Old Crockern

I can’t quite remember now how I came to stumble across it, I guess having been to and through Devon several times quite recently I have been looking up information about our neighbouring county. I’m always interested in old stories, myths, legends, folk tales, half-remembered yarns – I guess it’s having grown up in the times of Children’s Hour on the radio, of junior school teachers who read us all sorts of different books which they thought might interest, engage and inspire us, and parents who told us stories before we went to sleep each night. Whenever I visit anywhere, I’m always curious about the history of the place and the stories connected to it and I’m forever buying booklets and leaflets in places we’ve been.

However, a ghostly and ghastly creature which roams the moors and terrifies the folk of Devon is something I only found a couple of days ago. When I say found thankfully I didn’t actually find it, and even more thank goodness it didn’t find me, but I came across its name somewhere. I read a story about Old Crockern.  Crockern Tor is described as ‘This somewhat insignificant rock pile when viewed from the south,’ but it is of quite a historical significance.  It was once the site of the Stannary Court – Stannary law governs and regulated tin mining in Devon and Cornwall and it is incredibly ancient,  possibly going back as far as September 1494 – two years after Christophorus Columbus did something which changed the world!

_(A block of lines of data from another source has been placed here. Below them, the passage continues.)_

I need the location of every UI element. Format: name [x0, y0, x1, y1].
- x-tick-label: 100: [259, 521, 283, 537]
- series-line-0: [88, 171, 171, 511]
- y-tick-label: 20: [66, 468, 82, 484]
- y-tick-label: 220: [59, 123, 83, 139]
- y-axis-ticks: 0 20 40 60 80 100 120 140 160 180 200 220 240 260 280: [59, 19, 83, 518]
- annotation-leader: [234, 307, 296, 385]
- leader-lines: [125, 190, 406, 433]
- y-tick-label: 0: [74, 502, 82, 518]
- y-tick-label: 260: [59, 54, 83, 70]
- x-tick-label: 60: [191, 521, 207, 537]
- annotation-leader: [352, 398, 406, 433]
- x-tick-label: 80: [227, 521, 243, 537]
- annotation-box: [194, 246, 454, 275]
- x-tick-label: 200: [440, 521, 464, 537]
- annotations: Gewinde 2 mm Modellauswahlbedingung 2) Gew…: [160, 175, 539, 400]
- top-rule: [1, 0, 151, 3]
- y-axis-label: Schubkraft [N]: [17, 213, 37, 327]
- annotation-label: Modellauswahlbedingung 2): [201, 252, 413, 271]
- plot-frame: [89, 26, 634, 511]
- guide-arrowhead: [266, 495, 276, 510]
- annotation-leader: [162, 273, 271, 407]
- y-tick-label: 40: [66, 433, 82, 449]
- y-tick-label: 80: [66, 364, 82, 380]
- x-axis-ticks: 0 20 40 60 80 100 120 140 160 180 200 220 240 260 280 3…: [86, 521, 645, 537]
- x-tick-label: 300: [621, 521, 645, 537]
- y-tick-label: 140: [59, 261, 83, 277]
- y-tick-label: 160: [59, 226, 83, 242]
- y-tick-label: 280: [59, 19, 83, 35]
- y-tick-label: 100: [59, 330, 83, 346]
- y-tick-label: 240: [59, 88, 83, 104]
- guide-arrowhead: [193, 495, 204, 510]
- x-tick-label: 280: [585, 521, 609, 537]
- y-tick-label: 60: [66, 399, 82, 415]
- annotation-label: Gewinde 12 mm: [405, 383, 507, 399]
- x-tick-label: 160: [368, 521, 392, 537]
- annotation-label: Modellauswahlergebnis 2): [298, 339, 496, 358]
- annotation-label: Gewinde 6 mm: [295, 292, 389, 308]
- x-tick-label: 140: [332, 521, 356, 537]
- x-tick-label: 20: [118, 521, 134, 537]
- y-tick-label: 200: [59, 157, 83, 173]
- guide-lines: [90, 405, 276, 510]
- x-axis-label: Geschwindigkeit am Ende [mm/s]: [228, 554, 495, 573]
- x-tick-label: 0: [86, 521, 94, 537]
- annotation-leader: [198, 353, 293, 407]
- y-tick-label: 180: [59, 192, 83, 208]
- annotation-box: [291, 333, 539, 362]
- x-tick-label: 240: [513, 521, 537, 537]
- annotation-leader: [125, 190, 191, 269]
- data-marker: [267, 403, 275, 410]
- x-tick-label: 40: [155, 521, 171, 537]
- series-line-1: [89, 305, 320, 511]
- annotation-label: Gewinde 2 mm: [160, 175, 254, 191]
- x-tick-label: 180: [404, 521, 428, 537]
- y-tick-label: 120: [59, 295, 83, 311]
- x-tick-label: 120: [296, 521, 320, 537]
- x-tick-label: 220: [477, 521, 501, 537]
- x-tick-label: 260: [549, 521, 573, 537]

Back to Crockern Tor. The Tor is supposedly the home of Old Crockern which is what I stumbled across and was surprised not to have heard of before. I will leave it to Wikipedia to describe it in case I accidentally summon it even though I live in Somerset not Devon:

Crockern Tor is said to be the home of the mythical Old Crockern, variously described as a spectral figure on horseback, galloping across the moor on a skeleton horse with his phantom hounds which were stabled at nearby Wistman’s Wood; or as a local god of the moor in pre-Christian times:
the gurt old sperit of the moors, Old Crockern himself, grey as granite, and his eyebrows hanging down over his glimmering eyes like sedge, and his eyes as deep as peat water pools.